Poi li hanno lasciati… “kantare” e tutto sommato lo hanno fatto bene

“Lasciateci kantare”
Auditorium “A. Casalinuovo” – Catanzaro
24/06/2010

Quattordici partecipanti tutti debuttanti o quasi si sono dati “battaglia” sul palco dell’auditorium “A. Casalinuovo” giovedì sera grazie alla I Edizione di “Lasciatemi kantare”. La manifestazione, organizzata dalla Associazione “Aquilone” di Fulvia Nimpo, in collaborazione con l’Assessorato alla Cultura del Comune di Catanzaro, ha dato la possibilità a giovani e meno giovani di esibirsi su un palco prestigioso, provando il brivido del contatto del pubblico.
E’ stata una festa sotto ogni aspetto. Dalla presentazione frizzante del duo Rino e Giulio, che con grande verve hanno saputo intrattenere i presenti, alla buona interpretazione che ognuno dei partecipanti ha dato del brano da loro eseguito, è stato un susseguirsi di momenti che hanno condotto i presenti in un clima di rilassata spensieratezza.
La giuria presieduta da Pino Ranieri, conosciuto con il suo nome d’arte Ulisse, ha avuto il difficile compito di decretare un vincitore, ma tutti hanno meritato il primo premio per il coraggio e la bravura con la quale hanno affrontato la prova.
I vincitori in verità sono stati due, Salvatore Moniaci che con il suo look da spiaggia ha eseguito il brano di Marco Mengoni “Credimi ancora”, e Gian Maria Comito che, nascosto dietro i suoi occhiali di tendenza, ha cantato “Se io, se lei” di Biagio Antonacci. Ma nessuno dei partecipanti, alcuni scanzonati dai presentatori, ha demeritato. Alcuni provenienti addirittura avrebbero meritato maggiore attenzione per l’impegno mostrato nell’interpretare brani difficili.
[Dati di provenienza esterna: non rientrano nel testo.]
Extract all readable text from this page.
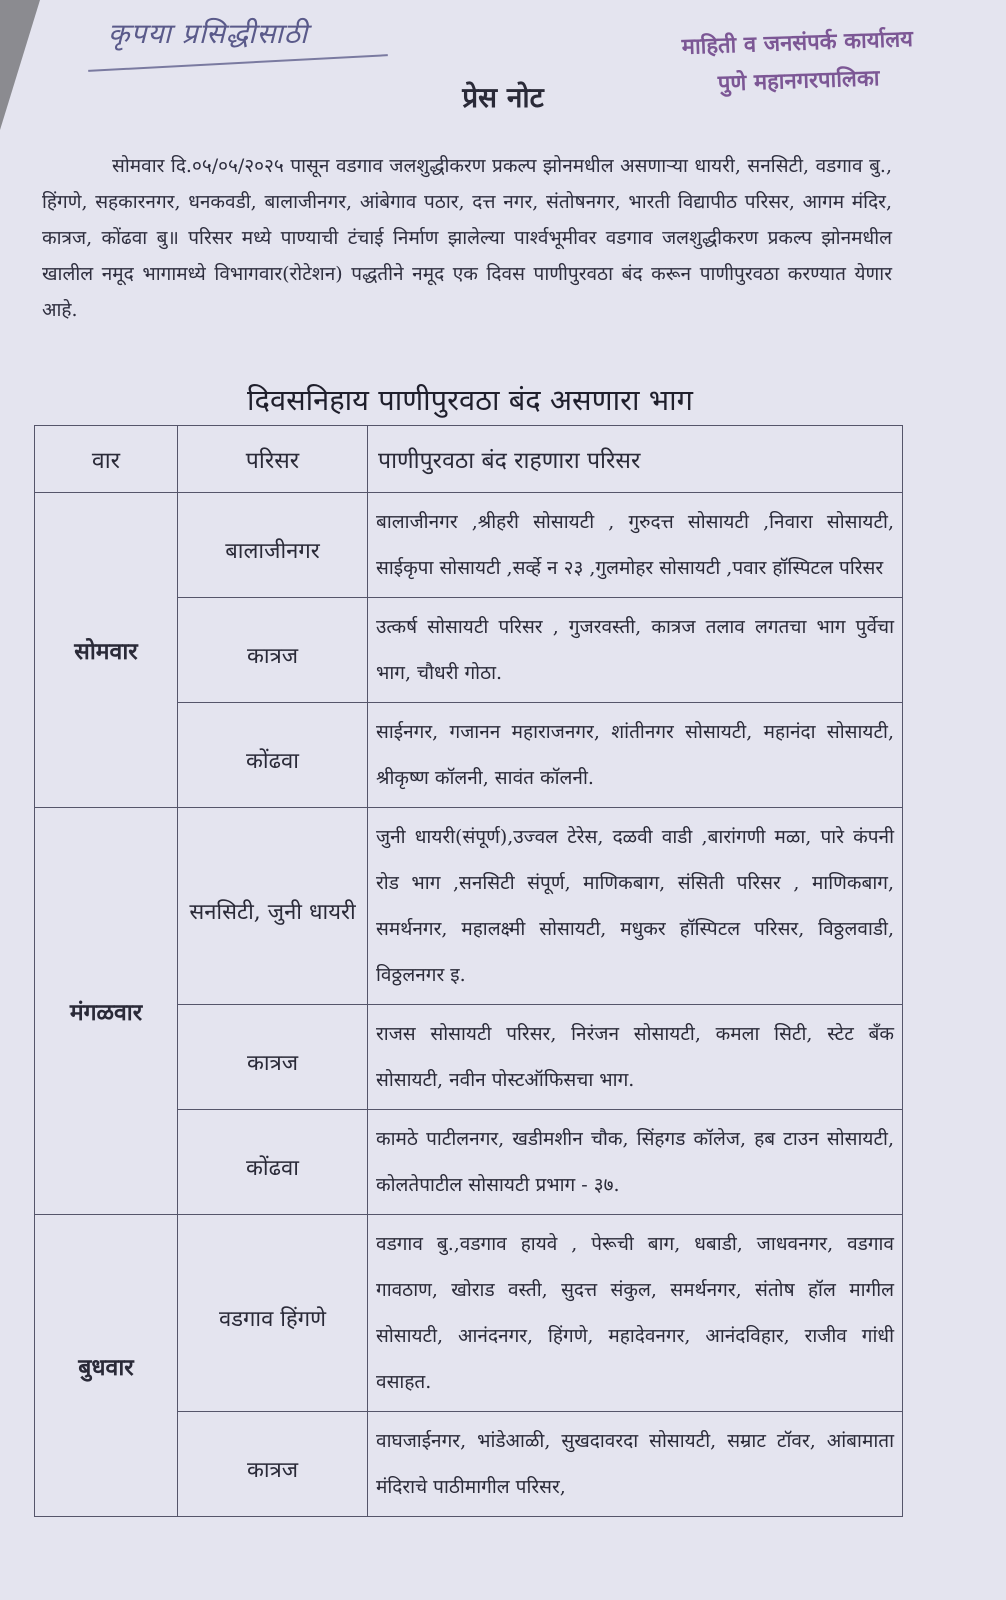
कृपया प्रसिद्धीसाठी	माहिती व जनसंपर्क कार्यालय
पुणे महानगरपालिका
प्रेस नोट
सोमवार दि.०५/०५/२०२५ पासून वडगाव जलशुद्धीकरण प्रकल्प झोनमधील असणाऱ्या धायरी, सनसिटी, वडगाव बु., हिंगणे, सहकारनगर, धनकवडी, बालाजीनगर, आंबेगाव पठार, दत्त नगर, संतोषनगर, भारती विद्यापीठ परिसर, आगम मंदिर, कात्रज, कोंढवा बु॥ परिसर मध्ये पाण्याची टंचाई निर्माण झालेल्या पार्श्वभूमीवर वडगाव जलशुद्धीकरण प्रकल्प झोनमधील खालील नमूद भागामध्ये विभागवार(रोटेशन) पद्धतीने नमूद एक दिवस पाणीपुरवठा बंद करून पाणीपुरवठा करण्यात येणार आहे.
दिवसनिहाय पाणीपुरवठा बंद असणारा भाग
वार	परिसर	पाणीपुरवठा बंद राहणारा परिसर
सोमवार	बालाजीनगर	बालाजीनगर ,श्रीहरी सोसायटी , गुरुदत्त सोसायटी ,निवारा सोसायटी, साईकृपा सोसायटी ,सर्व्हे न २३ ,गुलमोहर सोसायटी ,पवार हॉस्पिटल परिसर
	कात्रज	उत्कर्ष सोसायटी परिसर , गुजरवस्ती, कात्रज तलाव लगतचा भाग पुर्वेचा भाग, चौधरी गोठा.
	कोंढवा	साईनगर, गजानन महाराजनगर, शांतीनगर सोसायटी, महानंदा सोसायटी, श्रीकृष्ण कॉलनी, सावंत कॉलनी.
मंगळवार	सनसिटी, जुनी धायरी	जुनी धायरी(संपूर्ण),उज्वल टेरेस, दळवी वाडी ,बारांगणी मळा, पारे कंपनी रोड भाग ,सनसिटी संपूर्ण, माणिकबाग, संसिती परिसर , माणिकबाग, समर्थनगर, महालक्ष्मी सोसायटी, मधुकर हॉस्पिटल परिसर, विठ्ठलवाडी, विठ्ठलनगर इ.
	कात्रज	राजस सोसायटी परिसर, निरंजन सोसायटी, कमला सिटी, स्टेट बँक सोसायटी, नवीन पोस्टऑफिसचा भाग.
	कोंढवा	कामठे पाटीलनगर, खडीमशीन चौक, सिंहगड कॉलेज, हब टाउन सोसायटी, कोलतेपाटील सोसायटी प्रभाग - ३७.
बुधवार	वडगाव हिंगणे	वडगाव बु.,वडगाव हायवे , पेरूची बाग, धबाडी, जाधवनगर, वडगाव गावठाण, खोराड वस्ती, सुदत्त संकुल, समर्थनगर, संतोष हॉल मागील सोसायटी, आनंदनगर, हिंगणे, महादेवनगर, आनंदविहार, राजीव गांधी वसाहत.
	कात्रज	वाघजाईनगर, भांडेआळी, सुखदावरदा सोसायटी, सम्राट टॉवर, आंबामाता मंदिराचे पाठीमागील परिसर,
E’ il caso di uno spavaldeggiante Carmine Scalzo che senza paura si è esibito in una performance intensa di “Pugni chiusi”, indimenticato brano dei Ribelli di Demetrio Stratos, di Federica Falbo che con il suo vestito rosso ha reso ancora più infuocata “Volami nel cuore” di Mina, di Tonino Pironaci che pur scusandosi per la mancanza di voce ha regalato emozioni con “Mi manchi” di Fausto Leali, di Salvatore Chiefalo, premiato per l’esecuzione di “Spendi spandi effendi” di Rino Gaetano, e di Azzurra Conforto e Marica Rizzato, uniche ad aver interpretato brani in lingua straniera.
Ma sarebbe imperdonabile non citare tutti gli altri. A partire da Rosalba Stramondinoli, la cui interpretazione de “Il cobra” è stata salutata con calore, a Salvatore Critelli (“Dicitencello vuje”), Angela Corea “Quello che le donne non dicono”), Osvaldo Chiazza (“I ricordi del cuore”), Francesco Citriniti (“La canzone dell’amore perduto”), e per finire Francesco Serraino (“Se bruciasse la città”), ognuno ha mostrato doti canore di buon livello.
Come in tutti gli spettacoli che si rispettano anche “Lasciatemi cantare” ha avuto la sua ospite d’onore. Chiamata per due volte sul palco, Valeria Parentela, ha mostrato di possedere una buona vocalità cantando “The climb” di Miley Cyrus e “Closer” di Ne-Yo.
In definitiva “Lasciatemi kantare” con un piccolo sforzo organizzativo potrà diventare un appuntamento da ripetere in futuro.